Methods: : We reviewed the clinical and histologic findings of 13 PMs localized to the eyelid or periocular region. Paraffin sections were stained with H&E and PAS and in addition, immunohistochemistry was performed using markers for macrophages (CD68), for proliferative activity (Ki 67), and for proliferation/apoptosis (CAS/CSE1L).
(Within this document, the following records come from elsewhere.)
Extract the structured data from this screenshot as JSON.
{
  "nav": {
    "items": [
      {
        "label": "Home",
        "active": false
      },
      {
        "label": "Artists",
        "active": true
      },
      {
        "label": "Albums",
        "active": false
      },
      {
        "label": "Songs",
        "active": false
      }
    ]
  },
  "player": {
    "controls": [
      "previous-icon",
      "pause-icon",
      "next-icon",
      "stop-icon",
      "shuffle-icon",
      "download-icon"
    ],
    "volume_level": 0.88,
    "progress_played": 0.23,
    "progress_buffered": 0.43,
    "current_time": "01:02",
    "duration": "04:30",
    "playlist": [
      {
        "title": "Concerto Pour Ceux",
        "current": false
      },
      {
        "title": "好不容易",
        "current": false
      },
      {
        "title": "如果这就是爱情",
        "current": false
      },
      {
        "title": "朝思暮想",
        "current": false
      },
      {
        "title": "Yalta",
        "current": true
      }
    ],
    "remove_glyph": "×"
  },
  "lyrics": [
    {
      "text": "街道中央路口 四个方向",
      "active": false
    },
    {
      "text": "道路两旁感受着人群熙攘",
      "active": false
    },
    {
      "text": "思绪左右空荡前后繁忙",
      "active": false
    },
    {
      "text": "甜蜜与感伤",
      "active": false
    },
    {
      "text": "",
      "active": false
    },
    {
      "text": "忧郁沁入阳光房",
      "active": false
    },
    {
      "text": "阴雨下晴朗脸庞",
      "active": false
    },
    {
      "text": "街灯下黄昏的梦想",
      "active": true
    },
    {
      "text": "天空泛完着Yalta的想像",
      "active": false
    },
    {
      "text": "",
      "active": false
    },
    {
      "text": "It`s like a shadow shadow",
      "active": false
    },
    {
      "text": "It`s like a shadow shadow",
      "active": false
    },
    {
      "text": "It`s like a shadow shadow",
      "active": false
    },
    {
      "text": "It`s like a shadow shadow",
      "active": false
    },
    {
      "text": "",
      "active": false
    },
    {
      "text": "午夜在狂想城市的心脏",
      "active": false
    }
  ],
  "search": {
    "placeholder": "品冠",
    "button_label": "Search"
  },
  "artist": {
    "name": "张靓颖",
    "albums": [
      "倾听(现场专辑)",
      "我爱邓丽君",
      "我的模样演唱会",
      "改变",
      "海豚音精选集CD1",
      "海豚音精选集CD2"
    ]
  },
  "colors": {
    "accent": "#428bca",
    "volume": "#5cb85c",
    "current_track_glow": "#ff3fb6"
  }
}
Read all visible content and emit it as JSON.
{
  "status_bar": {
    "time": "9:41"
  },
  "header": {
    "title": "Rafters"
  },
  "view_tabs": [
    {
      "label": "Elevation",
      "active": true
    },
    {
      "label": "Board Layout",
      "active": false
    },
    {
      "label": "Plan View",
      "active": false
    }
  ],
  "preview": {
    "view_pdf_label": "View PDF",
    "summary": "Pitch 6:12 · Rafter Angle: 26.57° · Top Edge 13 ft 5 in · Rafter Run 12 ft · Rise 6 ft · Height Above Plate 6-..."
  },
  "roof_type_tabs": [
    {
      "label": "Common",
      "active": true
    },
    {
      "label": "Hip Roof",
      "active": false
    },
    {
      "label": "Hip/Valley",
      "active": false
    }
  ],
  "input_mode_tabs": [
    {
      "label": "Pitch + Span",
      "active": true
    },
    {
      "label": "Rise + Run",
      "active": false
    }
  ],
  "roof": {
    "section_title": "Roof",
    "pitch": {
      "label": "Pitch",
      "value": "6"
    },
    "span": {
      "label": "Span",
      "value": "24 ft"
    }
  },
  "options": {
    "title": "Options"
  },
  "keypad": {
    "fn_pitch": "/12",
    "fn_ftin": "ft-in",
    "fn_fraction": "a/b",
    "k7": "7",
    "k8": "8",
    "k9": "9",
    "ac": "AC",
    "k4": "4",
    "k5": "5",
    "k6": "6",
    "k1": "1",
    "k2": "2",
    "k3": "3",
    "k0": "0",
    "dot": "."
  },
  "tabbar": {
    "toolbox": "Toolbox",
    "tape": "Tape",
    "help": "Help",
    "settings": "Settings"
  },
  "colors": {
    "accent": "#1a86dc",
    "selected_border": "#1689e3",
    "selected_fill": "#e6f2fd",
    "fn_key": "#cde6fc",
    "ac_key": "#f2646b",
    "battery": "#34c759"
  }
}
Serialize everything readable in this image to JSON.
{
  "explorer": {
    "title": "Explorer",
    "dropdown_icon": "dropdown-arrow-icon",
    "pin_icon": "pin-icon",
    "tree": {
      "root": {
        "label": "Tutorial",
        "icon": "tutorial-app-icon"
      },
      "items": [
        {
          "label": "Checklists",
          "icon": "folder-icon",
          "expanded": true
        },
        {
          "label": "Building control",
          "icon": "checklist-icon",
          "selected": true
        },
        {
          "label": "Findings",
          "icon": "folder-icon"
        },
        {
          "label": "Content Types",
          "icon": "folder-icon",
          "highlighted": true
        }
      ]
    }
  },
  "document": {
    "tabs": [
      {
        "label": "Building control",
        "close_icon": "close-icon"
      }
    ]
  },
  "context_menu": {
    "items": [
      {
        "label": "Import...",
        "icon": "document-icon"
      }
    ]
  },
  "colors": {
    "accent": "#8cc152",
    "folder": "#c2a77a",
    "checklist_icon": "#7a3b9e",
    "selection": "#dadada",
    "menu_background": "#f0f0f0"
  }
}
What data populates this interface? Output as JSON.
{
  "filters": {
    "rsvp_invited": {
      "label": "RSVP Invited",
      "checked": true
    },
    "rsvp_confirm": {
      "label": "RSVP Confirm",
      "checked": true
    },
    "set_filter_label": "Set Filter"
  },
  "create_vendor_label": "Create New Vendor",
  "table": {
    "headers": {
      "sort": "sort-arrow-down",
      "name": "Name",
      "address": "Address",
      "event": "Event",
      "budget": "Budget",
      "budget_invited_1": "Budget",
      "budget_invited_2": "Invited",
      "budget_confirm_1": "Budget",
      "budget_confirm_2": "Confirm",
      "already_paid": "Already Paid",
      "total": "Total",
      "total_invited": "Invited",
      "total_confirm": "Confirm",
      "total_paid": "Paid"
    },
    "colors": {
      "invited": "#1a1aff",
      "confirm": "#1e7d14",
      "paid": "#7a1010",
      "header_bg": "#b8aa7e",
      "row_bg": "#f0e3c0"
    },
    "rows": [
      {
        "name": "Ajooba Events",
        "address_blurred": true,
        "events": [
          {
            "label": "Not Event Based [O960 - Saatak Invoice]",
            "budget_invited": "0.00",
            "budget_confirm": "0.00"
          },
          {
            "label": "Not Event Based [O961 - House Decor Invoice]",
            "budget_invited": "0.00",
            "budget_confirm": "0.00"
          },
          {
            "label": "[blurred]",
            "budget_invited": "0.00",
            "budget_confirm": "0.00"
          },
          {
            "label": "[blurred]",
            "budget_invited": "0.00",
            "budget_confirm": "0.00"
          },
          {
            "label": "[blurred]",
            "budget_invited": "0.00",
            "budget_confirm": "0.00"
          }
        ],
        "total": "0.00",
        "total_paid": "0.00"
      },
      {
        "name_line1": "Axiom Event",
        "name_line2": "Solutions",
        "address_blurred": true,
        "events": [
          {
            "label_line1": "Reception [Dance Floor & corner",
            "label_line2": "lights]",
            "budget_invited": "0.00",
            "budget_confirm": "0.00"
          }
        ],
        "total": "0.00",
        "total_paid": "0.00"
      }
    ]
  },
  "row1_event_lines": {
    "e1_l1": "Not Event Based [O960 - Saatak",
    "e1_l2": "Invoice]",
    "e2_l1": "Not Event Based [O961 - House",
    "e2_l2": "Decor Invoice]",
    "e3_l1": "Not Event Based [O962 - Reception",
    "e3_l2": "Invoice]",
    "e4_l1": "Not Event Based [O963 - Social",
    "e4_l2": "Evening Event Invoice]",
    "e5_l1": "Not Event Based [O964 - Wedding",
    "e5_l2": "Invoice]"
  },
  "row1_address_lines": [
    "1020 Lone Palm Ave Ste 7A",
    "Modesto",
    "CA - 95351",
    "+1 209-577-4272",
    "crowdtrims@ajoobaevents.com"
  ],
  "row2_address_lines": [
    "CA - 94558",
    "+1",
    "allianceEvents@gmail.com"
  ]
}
Results: : Eigth of the 13 patients were male. The mean age at the time of diagnosis was 35 ± 27,5 years (range: 4 to 84 years). All 13 PMs were localised on the upper eyelid and/or near the eyebrow, measuring between 96 mm³ to 1440 mm³ (average: 590,6 ± 455,9 mm³). Most PMs (n=10) revealed a reddish or bluish coloration. In 3 cases the correct diagnosis was made intraoperatively, while no PM was diagnosed prior to surgery. The most frequent false diagnoses were retention cyst (n=3), atheroma (n=2), and abscess (n=2). There was no tumor recurrence in any of the cases within the time period presented.All 13 PMs demonstrated the characteristic histology with areas of basophilic and shadow cells in varying amounts as well as calcification and keratinous material, all surrounded by a pseudo-capsule. Usually, the shadow cells were dominating. Numerous macrophages, foreign body giant cells and chronic inflammation were found in 11 cases, sometimes even exceeding the amount of shadow cells. In 3 specimens, 7 to 10 mitoses were found per visual field (x20) while the remaining tumors did not show a significant mitotic rate. With anti-Ki67, a positive labelling was localized mostly to the peripheral basophilic cells, thus indicating a regular epithelial maturation. With anti-CAS/CSE1L, staining was more widely distributed, possibly preferring the inner areas of basophilic cells.No correlation was found between any of the histologic or immunohistochemical markers and clinical parameters such as size, age and gender of the patient and time of tumor presence prior to surgery.

Conclusions: : This case series represents the third largest published so far, underscoring that PM can appear at any age. While it is usually not recognized clinically, it should be considered in the differential diagnosis especially for tumors of the upper eyelid. Our immunohistochemical findings support the basically benign nature of PM but also point to the chronic inflammatory stimulus that can lead to complications after incomplete removal.